Rudman Winchell attorneys defend University of Maine
June 19, 2004
Student-Athletes Accused of Rape Get Mixed Ruling
A federal court in Maine has delivered a mixed ruling to two former University of Maine football players, who sued the school and several of its officials for alleged violations of federal civil rights law, the U.S. Constitution, and the Maine Constitution, among other things.
The plaintiffs, Stefan Gomes and Paris Minor, filed a complaint after they were disciplined by the university for allegedly raping a fellow student on June 10, 2003. The university moved to dismiss the 10-count complaint, leading to the instant opinion.
The plaintiffs specifically had alleged that their due process rights “were violated because: (1) they were subjected to discipline for alleged conduct ‘not within the jurisdiction’ of the student conduct code; (2) the defendants conducted a ‘fundamentally unfair hearing’,” which included, among other things, depriving the plaintiff of certain evidence, “effective assistance of counsel,” and “imposing severe punishment without substantial evidence;” and (3) “the investigation, hearing and appeal ‘were conducted in bad faith and sanctions were imposed in bad faith.’”
The court, however, disagreed, finding that “the university’s decision to suspend the plaintiffs, once it determined they had sexually abused a fellow student, was well within the substantive due process protections of the 14th Amendment.”
The plaintiffs also claimed that since the alleged incident took place off-campus, it fell outside the jurisdiction of the student conduct code. The court disagreed, finding, instead, for the defendants that the student code applies to all “registered or enrolled students,” regardless of territorial limitations.
The individual defendants also argued in a motion to dismiss that they were entitled to governmental immunity, which shields them from personal liability, according to the Maine Tort Claims Act. Darling v. Augusta Mental Health Inst., 535 A.2d 421, 425 (Me. 1987); True v. Ladner, 513 A.2d 257, 260 (Me. 1986). In Darling, the state’s high court set forth a four-prong test “to determine whether immunity exists: (1) whether the act necessarily involves a basic governmental policy, program or objective; (2) whether the act is essential to the realization or accomplishment of that policy, program, or objective as opposed to one which would not change the course or direction of the policy, program, or objective; (3) whether the act requires the exercise of basic policy evaluation, judgment and expertise on the part of the governmental entity involved; and (4) whether the government possesses the requisite constitutional, statutory or lawful authority and duty to do or make the challenged act. 535 A.2d at 426.”

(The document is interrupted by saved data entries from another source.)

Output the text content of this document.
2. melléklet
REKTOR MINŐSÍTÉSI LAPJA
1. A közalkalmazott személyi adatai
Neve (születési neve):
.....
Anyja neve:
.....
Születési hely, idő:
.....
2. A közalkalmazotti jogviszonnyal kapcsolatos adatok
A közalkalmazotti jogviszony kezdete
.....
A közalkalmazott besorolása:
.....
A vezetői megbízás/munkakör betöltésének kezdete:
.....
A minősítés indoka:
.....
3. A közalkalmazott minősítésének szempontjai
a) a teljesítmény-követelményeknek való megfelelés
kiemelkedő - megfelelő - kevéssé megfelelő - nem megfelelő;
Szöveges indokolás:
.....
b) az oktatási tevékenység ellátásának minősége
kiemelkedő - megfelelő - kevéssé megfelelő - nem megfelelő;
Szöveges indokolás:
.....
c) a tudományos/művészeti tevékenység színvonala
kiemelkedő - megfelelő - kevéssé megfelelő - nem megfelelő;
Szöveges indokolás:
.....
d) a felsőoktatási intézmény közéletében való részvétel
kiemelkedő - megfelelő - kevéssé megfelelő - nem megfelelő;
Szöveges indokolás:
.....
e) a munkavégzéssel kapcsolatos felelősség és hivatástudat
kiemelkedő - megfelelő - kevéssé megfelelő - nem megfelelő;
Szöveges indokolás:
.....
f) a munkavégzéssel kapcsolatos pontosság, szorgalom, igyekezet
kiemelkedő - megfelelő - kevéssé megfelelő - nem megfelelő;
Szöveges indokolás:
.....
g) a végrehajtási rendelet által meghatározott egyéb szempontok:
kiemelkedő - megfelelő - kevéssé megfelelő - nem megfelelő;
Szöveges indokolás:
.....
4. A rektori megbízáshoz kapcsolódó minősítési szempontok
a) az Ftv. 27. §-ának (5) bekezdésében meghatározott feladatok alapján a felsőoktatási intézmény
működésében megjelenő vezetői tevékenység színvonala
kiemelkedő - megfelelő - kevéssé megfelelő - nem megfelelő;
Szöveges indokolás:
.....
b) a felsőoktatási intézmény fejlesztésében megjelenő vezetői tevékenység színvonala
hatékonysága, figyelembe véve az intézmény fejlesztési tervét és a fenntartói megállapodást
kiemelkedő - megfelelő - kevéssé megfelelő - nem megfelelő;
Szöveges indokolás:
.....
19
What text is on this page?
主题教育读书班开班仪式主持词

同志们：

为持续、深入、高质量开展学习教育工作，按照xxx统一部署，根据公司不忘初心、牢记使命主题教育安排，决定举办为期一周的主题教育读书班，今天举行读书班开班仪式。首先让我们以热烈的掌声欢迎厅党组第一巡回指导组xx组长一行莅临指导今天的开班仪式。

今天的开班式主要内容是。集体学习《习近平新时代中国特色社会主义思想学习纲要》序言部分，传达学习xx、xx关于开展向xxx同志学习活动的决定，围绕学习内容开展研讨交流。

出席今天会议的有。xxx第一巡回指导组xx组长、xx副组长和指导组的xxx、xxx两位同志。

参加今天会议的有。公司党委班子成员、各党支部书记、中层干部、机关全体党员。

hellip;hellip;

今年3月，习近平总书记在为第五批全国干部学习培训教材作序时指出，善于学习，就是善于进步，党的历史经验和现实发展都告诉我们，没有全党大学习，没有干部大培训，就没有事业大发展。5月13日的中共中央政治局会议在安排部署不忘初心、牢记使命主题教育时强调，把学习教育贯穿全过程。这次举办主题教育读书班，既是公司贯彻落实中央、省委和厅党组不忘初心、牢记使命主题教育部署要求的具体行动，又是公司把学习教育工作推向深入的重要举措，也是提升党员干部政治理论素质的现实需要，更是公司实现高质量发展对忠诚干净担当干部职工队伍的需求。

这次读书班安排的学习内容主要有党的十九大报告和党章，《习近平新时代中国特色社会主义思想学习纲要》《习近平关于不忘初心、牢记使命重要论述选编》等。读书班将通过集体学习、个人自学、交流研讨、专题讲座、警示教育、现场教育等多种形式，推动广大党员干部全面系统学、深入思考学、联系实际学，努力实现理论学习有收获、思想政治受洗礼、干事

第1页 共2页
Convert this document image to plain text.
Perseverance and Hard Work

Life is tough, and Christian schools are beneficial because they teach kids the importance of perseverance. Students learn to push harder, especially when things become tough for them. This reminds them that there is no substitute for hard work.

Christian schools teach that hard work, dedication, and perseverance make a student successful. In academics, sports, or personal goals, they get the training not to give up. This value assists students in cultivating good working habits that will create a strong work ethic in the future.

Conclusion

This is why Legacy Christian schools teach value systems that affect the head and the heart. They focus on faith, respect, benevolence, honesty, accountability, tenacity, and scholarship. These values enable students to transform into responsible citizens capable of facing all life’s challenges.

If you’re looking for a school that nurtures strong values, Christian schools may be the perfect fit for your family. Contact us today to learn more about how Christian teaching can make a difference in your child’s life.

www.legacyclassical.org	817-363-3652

The court seemed to agree, finding that “the nature and scope of a university disciplinary hearing, the conduct of the hearing and the final judgment of the university officials would appear to fit well within discretionary function immunity under the MTCA. Absent an allegation of intentional harm, investigating a student disciplinary complaint, conducting a disciplinary hearing, and issuing a decision would seem by the nature of the activity not to be ministerial duties, to require the exercise of discretion, and to be within the scope of the official’s legal authorization.”
However, it also noted that the motion being reviewed in the instant opinion was a motion to dismiss, as opposed to a motion for summary judgment. To sustain the former, a defendant “must demonstrate that there is not set of facts, which would entitle the plaintiff to relief,” according to the court. Gomes et al. v. University of Maine System et al., Civil No. 03-123-B-W
D. Maine, 2/23/04
Attorneys of Record: (for plaintiffs) Frederick F. Costlow, Harrison L. Richardson and Mary F. Kellogg of Richardson, Whitman, Large & Badger in Bangor, Maine. (for defendants) Paul W. Chaiken and Timothy A. Pease of Rudman in Bangor, Maine.